Friday, February 27, 2009

What was the real objective of the Natural Bridge campaign?


From the time it happened, there has been considerable debate about the real purpose of General John Newton's expedition that ended at the Battle of Natural Bridge on March 6, 1865.

Confederate authorities assumed, logically, that his plan was to capture Tallahassee. It was the capital of Florida and the state's military headquarters as well. Two vital railroads, one linking Quincy to the west with the outskirts of Jacksonville to the east and the other connecting the Tallahassee with St. Marks on the coast passed through the town. And finally, the city was the center of a vast agricultural district that contributed heavily to the supply of the Confederate armies in the field.

General Newton, however, denied in his post-battle reports that he planned to capture Tallahassee. Instead, he claimed that his movements were entirely planned to end the use of the port of St. Marks by Confederate blockade runners. In fact, he indicated that when he left Key West in late February, he had not even decided to move on St. Marks at all, but instead was hoping to cut-off Confederate troops in South Florida. Unable to do so, he settled on St. Marks as a reasonable alternative.

Newton's claims were made following his defeat at the Battle of Natural Bridge, however, when he was clearly trying to protect his reputation.
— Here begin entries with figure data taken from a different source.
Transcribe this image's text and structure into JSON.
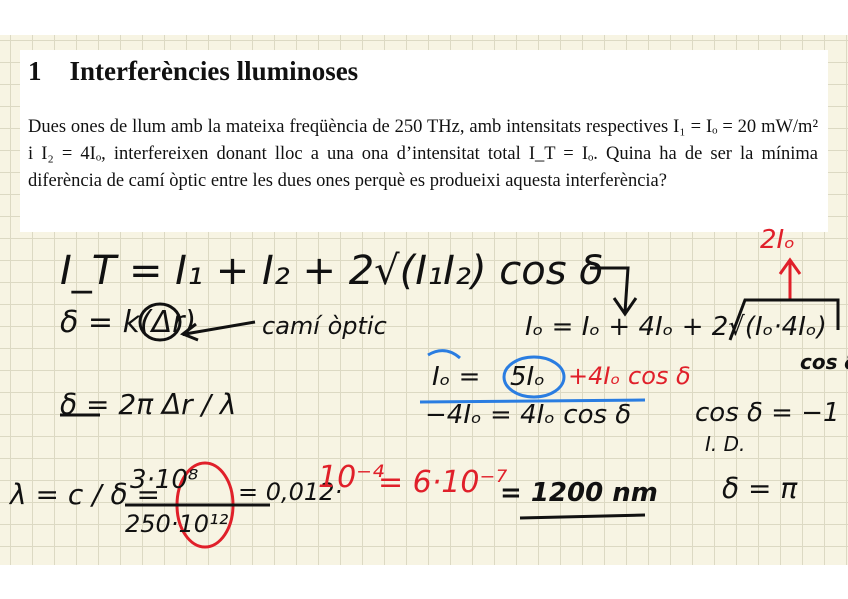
{
  "problem": {
    "number": "1",
    "title": "Interferències lluminoses",
    "statement": "Dues ones de llum amb la mateixa freqüència de 250 THz, amb intensitats respectives I₁ = Iₒ = 20 mW/m² i I₂ = 4Iₒ, interfereixen donant lloc a una ona d’intensitat total I_T = Iₒ. Quina ha de ser la mínima diferència de camí òptic entre les dues ones perquè es produeixi aquesta interferència?"
  },
  "handwriting": {
    "line1": "I_T = I₁ + I₂ + 2√(I₁I₂) cos δ",
    "line2": "δ = k(Δr)",
    "line2_note": "camí òptic",
    "line3": "δ = 2π Δr / λ",
    "eq_a": "Iₒ = Iₒ + 4Iₒ + 2√(Iₒ·4Iₒ)",
    "eq_a_cos": "cos δ",
    "eq_top_red": "2Iₒ",
    "eq_b_left": "Iₒ =",
    "eq_b_circle": "5Iₒ",
    "eq_b_red": "+4Iₒ cos δ",
    "eq_c": "−4Iₒ = 4Iₒ cos δ",
    "cos_result": "cos δ = −1",
    "id_label": "I. D.",
    "delta_result": "δ = π",
    "lambda_lhs": "λ = c / δ =",
    "lambda_num": "3·10⁸",
    "lambda_den": "250·10¹²",
    "lambda_mid": "= 0,012·",
    "lambda_pow1": "10⁻⁴",
    "lambda_eq2": "= 6·10⁻⁷",
    "lambda_final": "= 1200 nm"
  },
  "colors": {
    "ink": "#111111",
    "red": "#e0202a",
    "blue": "#2a7de1",
    "paper": "#f7f4e3",
    "grid": "#dcd9c3"
  }
}
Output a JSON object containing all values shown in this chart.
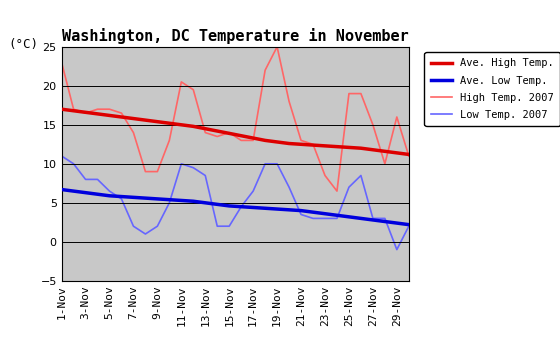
{
  "title": "Washington, DC Temperature in November",
  "unit_label": "(°C)",
  "ylim": [
    -5,
    25
  ],
  "yticks": [
    -5,
    0,
    5,
    10,
    15,
    20,
    25
  ],
  "days": [
    1,
    2,
    3,
    4,
    5,
    6,
    7,
    8,
    9,
    10,
    11,
    12,
    13,
    14,
    15,
    16,
    17,
    18,
    19,
    20,
    21,
    22,
    23,
    24,
    25,
    26,
    27,
    28,
    29,
    30
  ],
  "xlabels": [
    "1-Nov",
    "3-Nov",
    "5-Nov",
    "7-Nov",
    "9-Nov",
    "11-Nov",
    "13-Nov",
    "15-Nov",
    "17-Nov",
    "19-Nov",
    "21-Nov",
    "23-Nov",
    "25-Nov",
    "27-Nov",
    "29-Nov"
  ],
  "xtick_positions": [
    1,
    3,
    5,
    7,
    9,
    11,
    13,
    15,
    17,
    19,
    21,
    23,
    25,
    27,
    29
  ],
  "ave_high": [
    17.0,
    16.8,
    16.6,
    16.4,
    16.2,
    16.0,
    15.8,
    15.6,
    15.4,
    15.2,
    15.0,
    14.8,
    14.5,
    14.2,
    13.9,
    13.6,
    13.3,
    13.0,
    12.8,
    12.6,
    12.5,
    12.4,
    12.3,
    12.2,
    12.1,
    12.0,
    11.8,
    11.6,
    11.4,
    11.2
  ],
  "ave_low": [
    6.7,
    6.5,
    6.3,
    6.1,
    5.9,
    5.8,
    5.7,
    5.6,
    5.5,
    5.4,
    5.3,
    5.2,
    5.0,
    4.8,
    4.6,
    4.5,
    4.4,
    4.3,
    4.2,
    4.1,
    4.0,
    3.8,
    3.6,
    3.4,
    3.2,
    3.0,
    2.8,
    2.6,
    2.4,
    2.2
  ],
  "high_2007": [
    23.0,
    17.0,
    16.5,
    17.0,
    17.0,
    16.5,
    14.0,
    9.0,
    9.0,
    13.0,
    20.5,
    19.5,
    14.0,
    13.5,
    14.0,
    13.0,
    13.0,
    22.0,
    25.0,
    18.0,
    13.0,
    12.5,
    8.5,
    6.5,
    19.0,
    19.0,
    15.0,
    10.0,
    16.0,
    11.0
  ],
  "low_2007": [
    11.0,
    10.0,
    8.0,
    8.0,
    6.5,
    5.5,
    2.0,
    1.0,
    2.0,
    5.0,
    10.0,
    9.5,
    8.5,
    2.0,
    2.0,
    4.5,
    6.5,
    10.0,
    10.0,
    7.0,
    3.5,
    3.0,
    3.0,
    3.0,
    7.0,
    8.5,
    3.0,
    3.0,
    -1.0,
    2.0
  ],
  "ave_high_color": "#dd0000",
  "ave_low_color": "#0000dd",
  "high_2007_color": "#ff6666",
  "low_2007_color": "#6666ff",
  "ave_high_linewidth": 2.5,
  "ave_low_linewidth": 2.5,
  "high_2007_linewidth": 1.2,
  "low_2007_linewidth": 1.2,
  "plot_bg_color": "#c8c8c8",
  "fig_bg_color": "#ffffff",
  "grid_color": "#000000",
  "title_fontsize": 11,
  "tick_fontsize": 8,
  "unit_fontsize": 9
}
Other sources indicate that his plans were much more ambitious.

Admiral C.K. Stribling, for example, reported while Newton was still steaming up the Gulf that the plan of the campaign was to strike at St. Marks, an indication that he and the general had agreed to this well before Newton left Key West.

A correspondent of The New York Times and another of the New York Herald reported from Key West before the Battle of Natural Bridge that Newton's plan was to march not just on Tallahassee, but on Thomasville, Georgia. According to the reporters, Newton believed that thousands of Union prisoners of war were being held in Thomasville and he launched the campaign in hopes of liberating them. After the expedition returned to Key West, both correspondents further reported that the expedition had not achieved its objective, the liberation of the prisoners in Thomasville.

The newspaper reports are worth consideration. Both reporters clearly were close associates of Newton, who was a native of New York. They knew significant detail about his plans ahead of time and it is likely that he discussed his movement with them so it could be relayed to readers in his home state.

There was, in fact, a Confederate prison in Thomasville. It had been established as Sherman made his way to the sea during late 1864, but had been evacuated by the time of the Natural Bridge expedition. General Newton, however, had no way of knowing this.

Despite his later denials, it seems likely that his plan from the beginning was to descend on St. Marks and then march inland to Thomasville, taking Tallahassee on the way.